La figura determinante è stata quella della bisnonna Basilia che aleggia tra le mura di questa azienda, come pure quella di Nazzareno, papà dell’indimenticabile Eugenio che ci ha lasciato l’estate scorsa. Bottiglie prodotte 30mila a seconda delle vendemmie: tre Verdicchi di Matelica (Cavalieri, Gegè e Fornacioni), un bianco Igt (La quinta femmina) e due ottimi rossi, un Marche Igt Sangiovese e un Pinot Nero. Una cantina a trazione Verdicchio. Di Matelica s’intende. Gabriele continua superbamente il lavoro di Eugenio, aggiungendo la sua visione nel fare il vino che poi vende con soddisfazione solo in Italia (in esclusiva tramite il distributore F.lli Pellegrini Spa). «Anche in questo - conferma Gabriele Benedetti - sono fuori moda, ho solo un piccolo cliente in Olanda». La prima annata della nuova generazione è del 2006. Non è un caso che si chiami Gegè, un Verdicchio di Matelica Doc ottenuto dalla vinificazione delle uve provenienti esclusivamente da uno storico vigneto.

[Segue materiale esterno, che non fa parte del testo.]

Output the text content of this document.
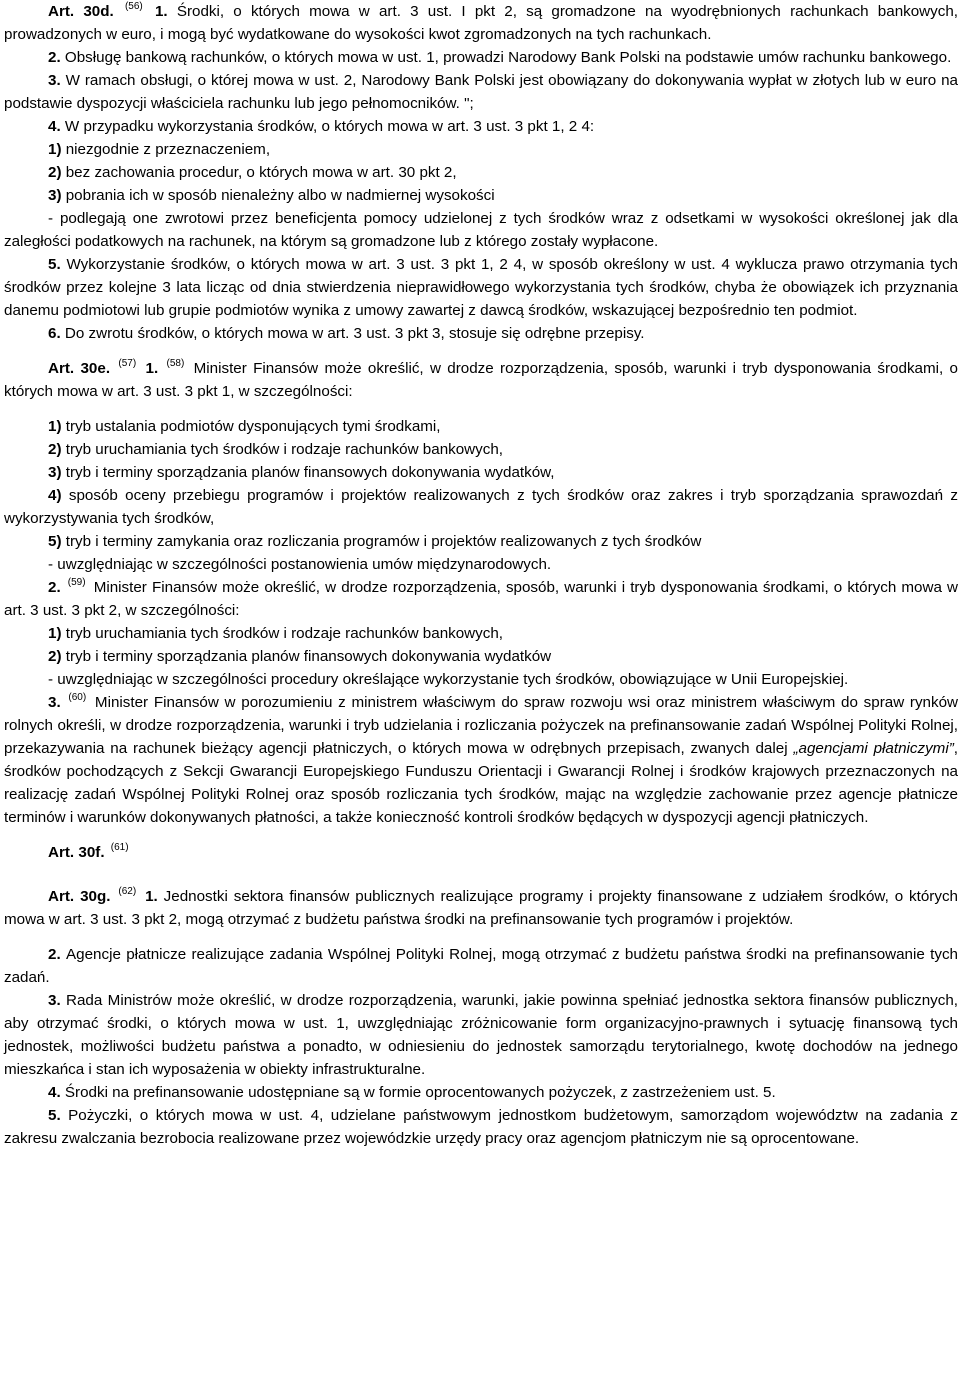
Art. 30d. $^{(56)}$ 1. Środki, o których mowa w art. 3 ust. I pkt 2, są gromadzone na wyodrębnionych rachunkach bankowych, prowadzonych w euro, i mogą być wydatkowane do wysokości kwot zgromadzonych na tych rachunkach.

2. Obsługę bankową rachunków, o których mowa w ust. 1, prowadzi Narodowy Bank Polski na podstawie umów rachunku bankowego.

3. W ramach obsługi, o której mowa w ust. 2, Narodowy Bank Polski jest obowiązany do dokonywania wypłat w złotych lub w euro na podstawie dyspozycji właściciela rachunku lub jego pełnomocników. ";

4. W przypadku wykorzystania środków, o których mowa w art. 3 ust. 3 pkt 1, 2 4:

1) niezgodnie z przeznaczeniem,

2) bez zachowania procedur, o których mowa w art. 30 pkt 2,

3) pobrania ich w sposób nienależny albo w nadmiernej wysokości

- podlegają one zwrotowi przez beneficjenta pomocy udzielonej z tych środków wraz z odsetkami w wysokości określonej jak dla zaległości podatkowych na rachunek, na którym są gromadzone lub z którego zostały wypłacone.

5. Wykorzystanie środków, o których mowa w art. 3 ust. 3 pkt 1, 2 4, w sposób określony w ust. 4 wyklucza prawo otrzymania tych środków przez kolejne 3 lata licząc od dnia stwierdzenia nieprawidłowego wykorzystania tych środków, chyba że obowiązek ich przyznania danemu podmiotowi lub grupie podmiotów wynika z umowy zawartej z dawcą środków, wskazującej bezpośrednio ten podmiot.

6. Do zwrotu środków, o których mowa w art. 3 ust. 3 pkt 3, stosuje się odrębne przepisy.

Art. 30e. $^{(57)}$ 1. $^{(58)}$ Minister Finansów może określić, w drodze rozporządzenia, sposób, warunki i tryb dysponowania środkami, o których mowa w art. 3 ust. 3 pkt 1, w szczególności:

1) tryb ustalania podmiotów dysponujących tymi środkami,

2) tryb uruchamiania tych środków i rodzaje rachunków bankowych,

3) tryb i terminy sporządzania planów finansowych dokonywania wydatków,

4) sposób oceny przebiegu programów i projektów realizowanych z tych środków oraz zakres i tryb sporządzania sprawozdań z wykorzystywania tych środków,

5) tryb i terminy zamykania oraz rozliczania programów i projektów realizowanych z tych środków

- uwzględniając w szczególności postanowienia umów międzynarodowych.

2. $^{(59)}$ Minister Finansów może określić, w drodze rozporządzenia, sposób, warunki i tryb dysponowania środkami, o których mowa w art. 3 ust. 3 pkt 2, w szczególności:

1) tryb uruchamiania tych środków i rodzaje rachunków bankowych,

2) tryb i terminy sporządzania planów finansowych dokonywania wydatków

- uwzględniając w szczególności procedury określające wykorzystanie tych środków, obowiązujące w Unii Europejskiej.

3. $^{(60)}$ Minister Finansów w porozumieniu z ministrem właściwym do spraw rozwoju wsi oraz ministrem właściwym do spraw rynków rolnych określi, w drodze rozporządzenia, warunki i tryb udzielania i rozliczania pożyczek na prefinansowanie zadań Wspólnej Polityki Rolnej, przekazywania na rachunek bieżący agencji płatniczych, o których mowa w odrębnych przepisach, zwanych dalej „agencjami płatniczymi”, środków pochodzących z Sekcji Gwarancji Europejskiego Funduszu Orientacji i Gwarancji Rolnej i środków krajowych przeznaczonych na realizację zadań Wspólnej Polityki Rolnej oraz sposób rozliczania tych środków, mając na względzie zachowanie przez agencje płatnicze terminów i warunków dokonywanych płatności, a także konieczność kontroli środków będących w dyspozycji agencji płatniczych.

Art. 30f. $^{(61)}$

Art. 30g. $^{(62)}$ 1. Jednostki sektora finansów publicznych realizujące programy i projekty finansowane z udziałem środków, o których mowa w art. 3 ust. 3 pkt 2, mogą otrzymać z budżetu państwa środki na prefinansowanie tych programów i projektów.

2. Agencje płatnicze realizujące zadania Wspólnej Polityki Rolnej, mogą otrzymać z budżetu państwa środki na prefinansowanie tych zadań.

3. Rada Ministrów może określić, w drodze rozporządzenia, warunki, jakie powinna spełniać jednostka sektora finansów publicznych, aby otrzymać środki, o których mowa w ust. 1, uwzględniając zróżnicowanie form organizacyjno-prawnych i sytuację finansową tych jednostek, możliwości budżetu państwa a ponadto, w odniesieniu do jednostek samorządu terytorialnego, kwotę dochodów na jednego mieszkańca i stan ich wyposażenia w obiekty infrastrukturalne.

4. Środki na prefinansowanie udostępniane są w formie oprocentowanych pożyczek, z zastrzeżeniem ust. 5.

5. Pożyczki, o których mowa w ust. 4, udzielane państwowym jednostkom budżetowym, samorządom województw na zadania z zakresu zwalczania bezrobocia realizowane przez wojewódzkie urzędy pracy oraz agencjom płatniczym nie są oprocentowane.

Raccolta dalla prima decade di ottobre. Il mosto di sgrondo fermenta in vasche di cemento, dopodiché viene travasato in serbatoi d’acciaio nei quali affina sulle fecce dai 15 ai 18 mesi. Il vino, dopo una leggera filtrazione, viene imbottigliato senza subire alcuna chiarifica né stabilizzazione. A Matelica, in piazza Garibaldi, c’è l’Enoteca del Corso, punto vendita aziendale frequentato in ogni stagione. Progetti? «Abbiamo impiantato un oliveto nel 2017, è in fase di allevamento». Quindi ora c’è da aspettare con ansia il primo olio targato Cavalieri.